16. The learned Public Prosecutor contended that there exists a distinction where a party contravenes any of the provisions of the sections of the District Municipalities Act or rules specified in schedule V and the recovery of fines as contemplated in Section 344 of the same statute. In the former he contended that the Court investigating the offence has no power to go into the merits of the order contravened; whereas in the latter, where a sum of money is sought to be recovered, the question whether the amount is really due or not is one which a Court has to go into. He invited the attention of the Court to the cases of profession tax contemplated by Rule 29 of Schedule IV. We have already discussed the difference between the two categories of cases when dealing with Satyanafayana v. Yorke : AIR1933Mad148 , and Kunhambu v. Local Fund Overseer, Chirakkal 1932 M.W.N 873.

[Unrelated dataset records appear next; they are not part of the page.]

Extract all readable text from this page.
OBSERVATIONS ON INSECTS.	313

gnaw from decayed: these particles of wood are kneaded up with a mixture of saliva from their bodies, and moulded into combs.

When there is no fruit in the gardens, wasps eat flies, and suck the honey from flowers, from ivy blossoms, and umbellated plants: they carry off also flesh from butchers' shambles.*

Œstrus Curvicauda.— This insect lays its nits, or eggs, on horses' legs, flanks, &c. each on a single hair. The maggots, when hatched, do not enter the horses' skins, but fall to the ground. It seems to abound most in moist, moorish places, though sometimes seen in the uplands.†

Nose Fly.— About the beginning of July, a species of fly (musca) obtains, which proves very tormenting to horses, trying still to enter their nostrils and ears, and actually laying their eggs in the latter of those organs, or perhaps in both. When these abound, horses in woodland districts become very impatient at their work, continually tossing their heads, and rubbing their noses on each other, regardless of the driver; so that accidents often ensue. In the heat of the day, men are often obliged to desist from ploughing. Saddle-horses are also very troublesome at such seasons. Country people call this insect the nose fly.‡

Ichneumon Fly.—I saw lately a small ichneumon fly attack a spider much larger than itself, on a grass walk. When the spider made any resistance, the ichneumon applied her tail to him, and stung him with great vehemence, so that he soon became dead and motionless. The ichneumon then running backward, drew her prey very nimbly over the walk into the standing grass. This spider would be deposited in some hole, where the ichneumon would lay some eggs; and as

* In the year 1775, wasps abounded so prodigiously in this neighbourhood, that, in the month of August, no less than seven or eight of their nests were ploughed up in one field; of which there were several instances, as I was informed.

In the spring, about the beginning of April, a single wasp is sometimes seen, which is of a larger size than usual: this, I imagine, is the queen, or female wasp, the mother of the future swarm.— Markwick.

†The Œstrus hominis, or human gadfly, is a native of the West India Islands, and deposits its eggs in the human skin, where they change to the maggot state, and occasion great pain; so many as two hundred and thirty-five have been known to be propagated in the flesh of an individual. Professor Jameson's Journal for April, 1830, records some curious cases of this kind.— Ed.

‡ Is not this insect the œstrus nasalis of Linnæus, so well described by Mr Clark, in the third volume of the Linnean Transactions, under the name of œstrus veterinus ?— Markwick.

17. To sum up the result of the above discussion of the case-law, we think that in a case where a person is prosecuted for carrying on an industry or trade for which a licence to do so has been refused, it is open to the Court to find out whether the order of the statutory body was made without jurisdiction; whether on the face of it the order is illegal or whether it is unreasonable, revolting or repugnant to conscience. But where the order is in the legitimate exercise of jurisdiction vested in the statutory body and passed bona fide after considering the evidence before it, even if the order is wrong on the merits, the Court cannot hold that it is wrong. It is not the function of the Court to substitute its judgment as an appellate authority for that of the Statutory Body. In cases where the party pleads that no licence is necessary it is one of jurisdiction. But where the plea is that even though a licence is necessary it has been refused on the merits, the plea cannot be considered as one involving jurisdiction at all.
18. We have been taken through the orders of the lower Courts as well as the exhibits filed in the case. We do not think that the action of the Municipality in refusing the licence on the ground that the premises are situated in a residential area is without jurisdiction. The petitioner has not appealed to the Council against this order. As has been laid down in a number of cases, it is open to the aggrieved party to have his remedy in a Civil Court by instituting a suit for an injunction or resorting to one of the prerogative writs allowed by the law if such a remedy is available to the party. Without resorting to these remedies, it is not open to the petitioner to contend when he is prosecuted for running an oil mill after the licence to run it has been refused, that the licence should have been given to him and that the order of the executive authority is wrong on the merits. We are therefore of opinion that the decision of the lower Court is right. This revision petition is dismissed.